I agree completely with President Obama’s emphasis on U. S. exports in his op-ed this morning in the New York Times:
We need to rebuild on a new, stronger foundation for economic growth. And part of that foundation involves doing what Americans have always done best: discovering, creating and building products that are sold all over the world.
We want to be known not just for what we consume, but for what we produce. And the more we export abroad, the more jobs we create in America. In fact, every $1 billion we export supports more than 5,000 jobs at home.

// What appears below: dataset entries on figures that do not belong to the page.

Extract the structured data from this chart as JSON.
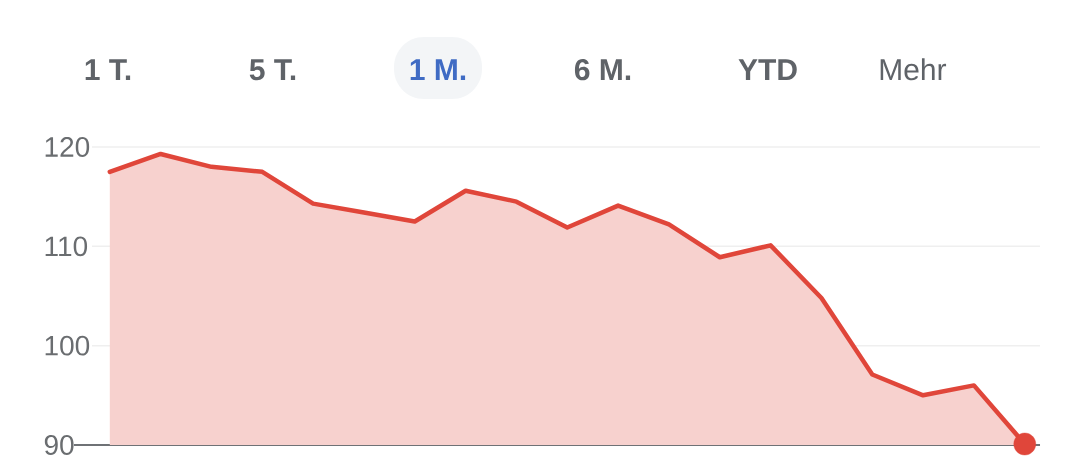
{
  "chart_data": {
    "type": "area",
    "annotations": [
      "1 T.",
      "5 T.",
      "1 M.",
      "6 M.",
      "YTD",
      "Mehr"
    ],
    "categories": [
      null,
      null,
      null,
      null,
      null,
      null,
      null,
      null,
      null,
      null,
      null,
      null,
      null,
      null,
      null,
      null,
      null,
      null,
      null
    ],
    "series": [
      {
        "color": "#e0463a",
        "values": [
          117.5,
          119.3,
          118.0,
          117.5,
          114.3,
          113.4,
          112.5,
          115.6,
          114.5,
          111.9,
          114.1,
          112.2,
          108.9,
          110.1,
          104.8,
          97.1,
          95.0,
          96.0,
          90.1
        ]
      },
      {
        "type": "scatter",
        "color": "#e0463a",
        "values": [
          null,
          null,
          null,
          null,
          null,
          null,
          null,
          null,
          null,
          null,
          null,
          null,
          null,
          null,
          null,
          null,
          null,
          null,
          90.1
        ]
      }
    ],
    "ylim": [
      90,
      120
    ],
    "yticks": [
      90,
      100,
      110,
      120
    ],
    "grid": "y"
  }
}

However, I continue to wonder whether President Obama has any feel for numbers. His stated goal is to double U. S. exports by 2015. While exporting more to Indonesia, South Korea, India, and Japan is a step in the right direction, is it possible to double our exports by doing that?
Our annual export trade is about $1.8 trillion. U. S. exports to Japan are about $51.2 billion, $12.9 billion to Indonesia, about $25 billion to South Korea, and about $17.5 billon to India. Doubling our trade to those four countries, an enormous task especially when the reality that Japan, South Korea, and India maintain a policy of holding a trade surplus with the United States is taken into account, would add less than $100 billion to our exports, not quite 10% of the target export figure. If we are to achieve that goal, we’re going to need to start thinking in terms of quadrupling exports to those countries, some of the largest economies in the world.
Conspicuously absent from the op-ed, like the ballerina at the conclusion of The Red Shoes, is China, which imports about $64.5 billion from us annually while exporting $211 billion to us. It is not that we produce nothing more that Chinese people want. China’s system of currency manipulation, subsidies, tariffs, and quotas intentionally keeps our exports to China far too low. If we could double our exports to China, we’d be getting somewhere.
That such a large proportion of our exports consists of arms is alarming but it’s a subject for another post.